Der Medienmogul Berlusconi ist dafür das beste Beispiel. Mit seinen Fernsehsendern, mit seinen medialen Aufritten und seiner Partei, die er nach einem Fußballanfeuerungsruf "Forza Italia" nannte, führte Berlusconi eine Kulturrevolution herbei. Der altmodischen und gemächlichen italienischen Lebenswelt wurde ein Schuss amerikanische Kommerzkultur injiziert.

In der neuen Kommerzwelt prägten zunehmend Markenkleider, Handys, Fernsehshows mit leicht gekleideten Tanzgirls, Soaps, Fußball und billige Urlaubsreisen den Lebensstil. In Berlusconis Welt besetzt der apolitische Konsument die Hauptrolle, der die Politik erfolgreichen Unternehmern wie ihm überlässt.

Gründungsmythos der Republik

Die Eliminierung des Politischen aus der Politik ist aber nur ein Ergebnis der Veränderung der italienischen Gesellschaft unter Berlusconi. Im Ausland weitgehend unbeachtet ist laut Aram Mattioli noch etwas anders geschehen: Es kam zu einer Aufwertung des Faschismus und einer Neuinterpretation der italienischen Geschichte.
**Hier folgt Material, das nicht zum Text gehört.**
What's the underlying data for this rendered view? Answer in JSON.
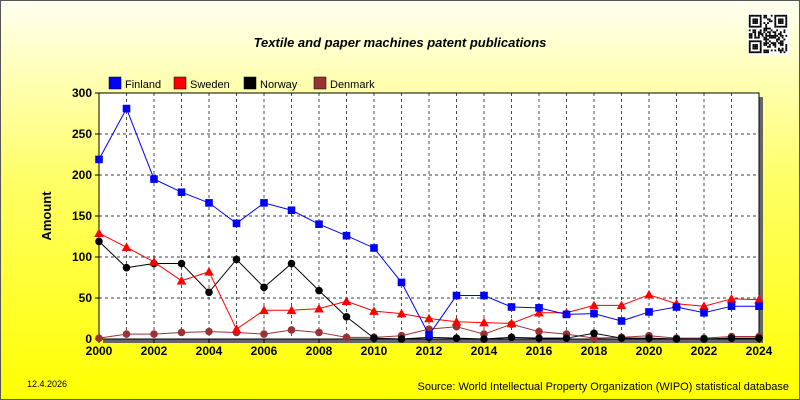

Nach dem Zweiten Weltkrieg bestand der Gründungsmythos der jungen Republik darin, die faschistische Diktatur aus eigener Kraft überwunden und das Land mit der Waffe in der Hand selbst befreit zu haben. Jahrzehntelang definierte sich Italien als eine aus dem Widerstand geborene Republik.
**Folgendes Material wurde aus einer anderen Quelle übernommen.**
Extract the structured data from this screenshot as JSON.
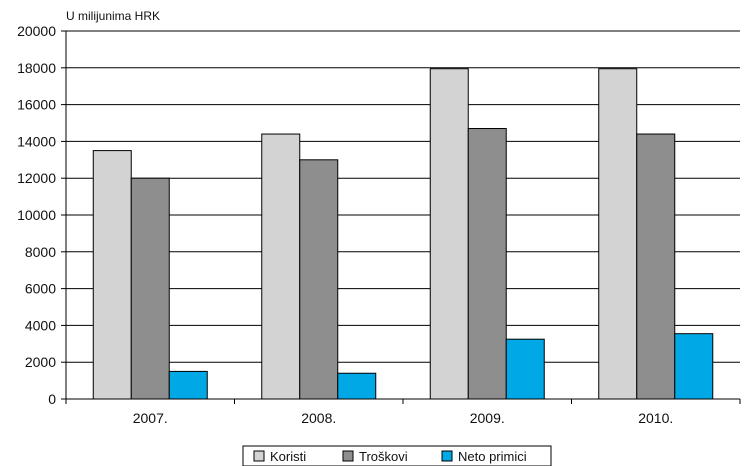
{
  "chart_data": {
    "type": "bar",
    "unit_label": "U milijunima HRK",
    "categories": [
      "2007.",
      "2008.",
      "2009.",
      "2010."
    ],
    "series": [
      {
        "name": "Koristi",
        "values": [
          13500,
          14400,
          17950,
          17950
        ],
        "color": "#d3d3d3"
      },
      {
        "name": "Troškovi",
        "values": [
          12000,
          13000,
          14700,
          14400
        ],
        "color": "#8e8e8e"
      },
      {
        "name": "Neto primici",
        "values": [
          1500,
          1400,
          3250,
          3550
        ],
        "color": "#00a9e6"
      }
    ],
    "ylim": [
      0,
      20000
    ],
    "yticks": [
      "0",
      "2000",
      "4000",
      "6000",
      "8000",
      "10000",
      "12000",
      "14000",
      "16000",
      "18000",
      "20000"
    ],
    "grid": true,
    "legend_position": "bottom-center"
  }
}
Nirgendwo in Westeuropa besaß der antifaschistische Legitimitätsglaube ein solideres Fundament.

"Antifaschistische Meistererzählung" nennt Mattioli diesen Mythos. Diese Meistererzählung trug dazu bei, das Volk über Schicht- und Milieuzugehörigkeit zu einen - und die Neofaschisten und Duce-Nostalgiker an den Rand der Gesellschaft zu drängen. Für Nicht-Italiener mag es ein wenig verwunderlich wirken, dass ein Volk, das sich als erstes zum Faschismus bekannte, sein Selbstverständnis daraus ableitete, anti-faschistisch zu sein.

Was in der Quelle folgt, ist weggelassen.